According to Dr. Mae L. Rodney, WSSU director of library services, friend raising is as important as any form of fundraising which is required for libraries to survive in the current economic downturn. Rodney is author of the new book titled Friends Inviting Friends. The book Chronicles 25 years of friend raising and captures the history of the WSSU Friends of the Library organization. It also provides a how-to-guide for establishing such an organization, offering candid reviews of the varied fundraising events hosted over the years, as well as why organizational leadership may need to reorganize and re-strategize as required by the times and trends.
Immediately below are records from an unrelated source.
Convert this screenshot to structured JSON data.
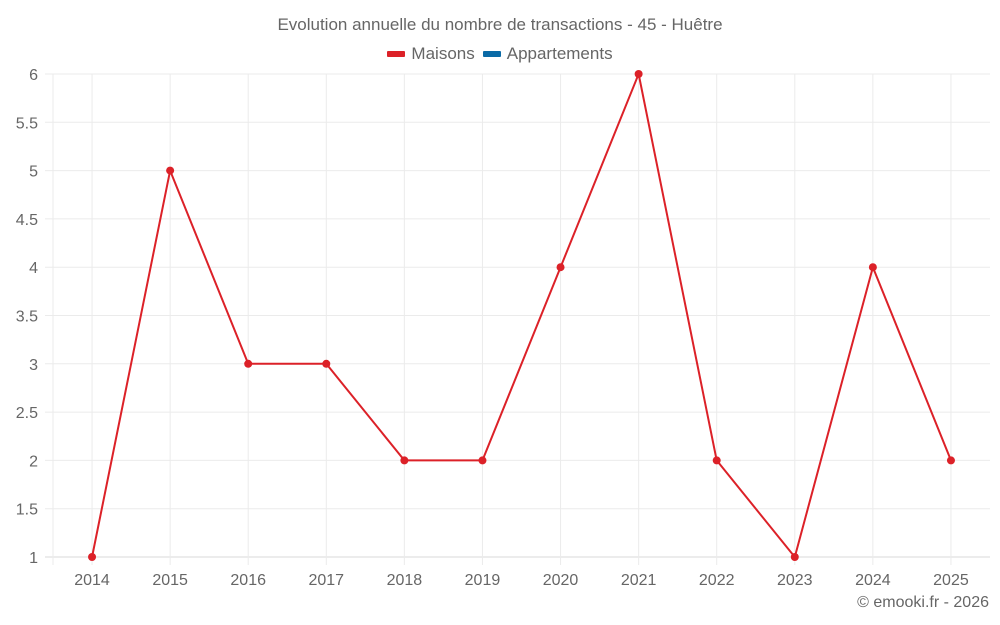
{
  "chart_title": "Evolution annuelle du nombre de transactions - 45 - Huêtre",
  "legend": [
    {
      "label": "Maisons",
      "color": "#dc2128"
    },
    {
      "label": "Appartements",
      "color": "#0a6aa6"
    }
  ],
  "footer": "© emooki.fr - 2026",
  "chart_data": {
    "type": "line",
    "title": "Evolution annuelle du nombre de transactions - 45 - Huêtre",
    "xlabel": "",
    "ylabel": "",
    "categories": [
      "2014",
      "2015",
      "2016",
      "2017",
      "2018",
      "2019",
      "2020",
      "2021",
      "2022",
      "2023",
      "2024",
      "2025"
    ],
    "series": [
      {
        "name": "Maisons",
        "color": "#dc2128",
        "values": [
          1,
          5,
          3,
          3,
          2,
          2,
          4,
          6,
          2,
          1,
          4,
          2
        ]
      },
      {
        "name": "Appartements",
        "color": "#0a6aa6",
        "values": []
      }
    ],
    "ylim": [
      1,
      6
    ],
    "yticks": [
      "1",
      "1.5",
      "2",
      "2.5",
      "3",
      "3.5",
      "4",
      "4.5",
      "5",
      "5.5",
      "6"
    ],
    "grid": true,
    "legend_position": "top"
  }
}
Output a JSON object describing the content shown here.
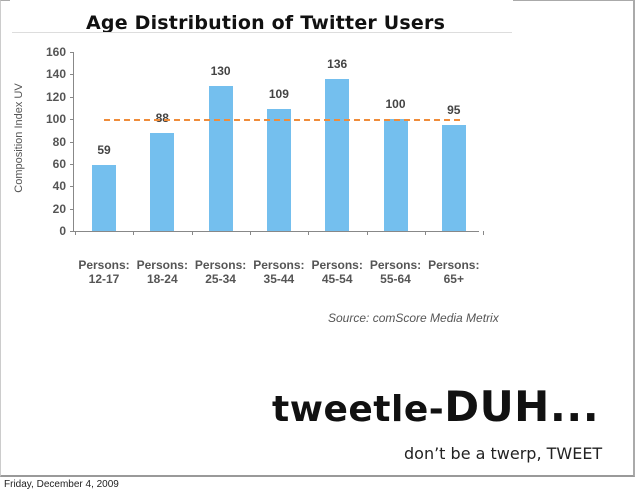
{
  "slide": {
    "date": "Friday, December 4, 2009",
    "brand_prefix": "tweetle-",
    "brand_emphasis": "DUH...",
    "tagline": "don’t be a twerp, TWEET"
  },
  "chart_data": {
    "type": "bar",
    "title": "Age Distribution of Twitter Users",
    "xlabel": "",
    "ylabel": "Composition Index UV",
    "ylim": [
      0,
      160
    ],
    "yticks": [
      0,
      20,
      40,
      60,
      80,
      100,
      120,
      140,
      160
    ],
    "categories": [
      "Persons: 12-17",
      "Persons: 18-24",
      "Persons: 25-34",
      "Persons: 35-44",
      "Persons: 45-54",
      "Persons: 55-64",
      "Persons: 65+"
    ],
    "category_lines": [
      [
        "Persons:",
        "12-17"
      ],
      [
        "Persons:",
        "18-24"
      ],
      [
        "Persons:",
        "25-34"
      ],
      [
        "Persons:",
        "35-44"
      ],
      [
        "Persons:",
        "45-54"
      ],
      [
        "Persons:",
        "55-64"
      ],
      [
        "Persons:",
        "65+"
      ]
    ],
    "values": [
      59,
      88,
      130,
      109,
      136,
      100,
      95
    ],
    "data_labels": [
      "59",
      "88",
      "130",
      "109",
      "136",
      "100",
      "95"
    ],
    "reference_line": {
      "value": 100,
      "style": "dashed",
      "color": "#ef8c3a"
    },
    "bar_color": "#74bfee",
    "grid": false,
    "legend": null,
    "source": "Source: comScore Media Metrix"
  }
}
“In many environments because of declining usage, library funding nationwide is in jeopardy of being dramatically reduced. Factors such as changing publishing trends, the rapid rise in the use of media and possibly most significant, the almost overnight explosion in the convenience and accessibility of digital information, all have caused this decline, notes Rodney.”
Rodney believes strong community involvement through the delivery of community programs such as social events including dinner events, evenings of mystery and live dramatic performances, music and dance events, art exhibits, book sales and auctions will lead to financial support that will help libraries survive.
“Because of today’s technology society, the shift to electronic resources has many scholars and librarians worrying about the loss of a central community resource in physical libraries, whether they are at the university or public level,” noted Rodney. “But to be successful, libraries must have to capacity to be engaging and convenient to its users and supporters."